Again the horrible silence filled the room. Still Gates thought about electing a new supreme leader. Man came to the attractive Peter’s aid. “No, not women of course. They are busy with cleaning, cooking and breathing.”

“Breathing?”

“Breeding –listen to my words. I think we need some bullet points. Why not a rule from each of us? Ten rules to follow, when in doubt. Let’s go around the table.”

Amen had a concern about a lack of such ‘Ten Rules’ in the book. As previously mentioned, he had read it. Man explained that they could easily find support for whatever ten rules they wanted or just work them in here and there.

They started with an easy rule. The book is from the great nation which is master of you, the reader.

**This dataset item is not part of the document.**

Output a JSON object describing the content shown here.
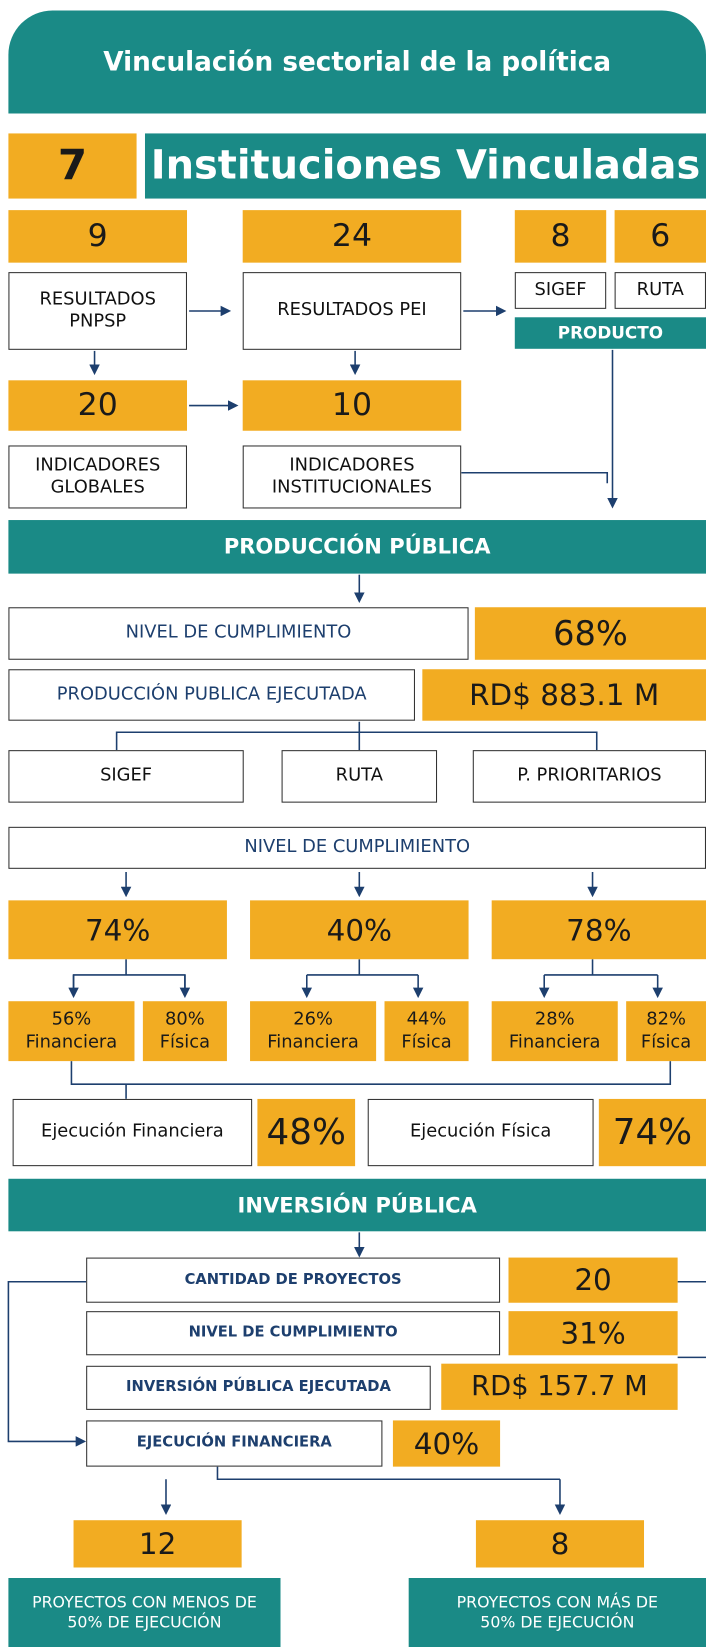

The other leaders agreed. It was a good start. Still Gates was still concerned about anti-capitalism so he suggested a rule based on not stealing. Man suggested a rule on never having any other languages, which they reworked to no other nations, only this great nation. Nero continued on the theme. There shouldn’t be allowed maps of other countries. Not a single image in their honor. Another rule came from the next leader. You shouldn’t bad mouth this great nation. Also you shall never question authority, which they reworked to honor your father, which they added an appendix in cursive to: ‘and mother’. Six rules already. Five of them had to do with authority and the other about ownership.

Still Gates gave Peter the rule he was supposed to say, but he mixed up his words. Peter said you shouldn’t commit adultery, but Still Gates really meant that people shouldn’t stop buying and eating his chickens. You shouldn’t omit poultry. Man and Amen thought it was a good idea. Their concern was for the women. Well obviously not for them, but for them not liking the book.

Still Gates objected to the suggestion of having a rule not to kill. “How would soldiers fare in war if they couldn’t kill? They shouldn’t even hesitate. Do as ordered without a single independent thought.”

However the leaders agreed to still keep such a peaceful rule in there. A lot of book club killings concerned them. The cost of labor rose! The rule was to be interpreted as no unnecessary killings, which meant only to kill when told to. Also a rule about not lying about killing was added, which was reworked into simply not lying.

Still Gates added the last rule. He didn’t care that it wasn’t his turn. The other leaders were just extras and didn’t even get names in this history journal. The last rule was about not stealing again, but in different words; you shouldn’t even think about stealing. They were all satisfied. A great work day, they thought.

They looked at the minister of culture and told him: “You did well today… Amen.”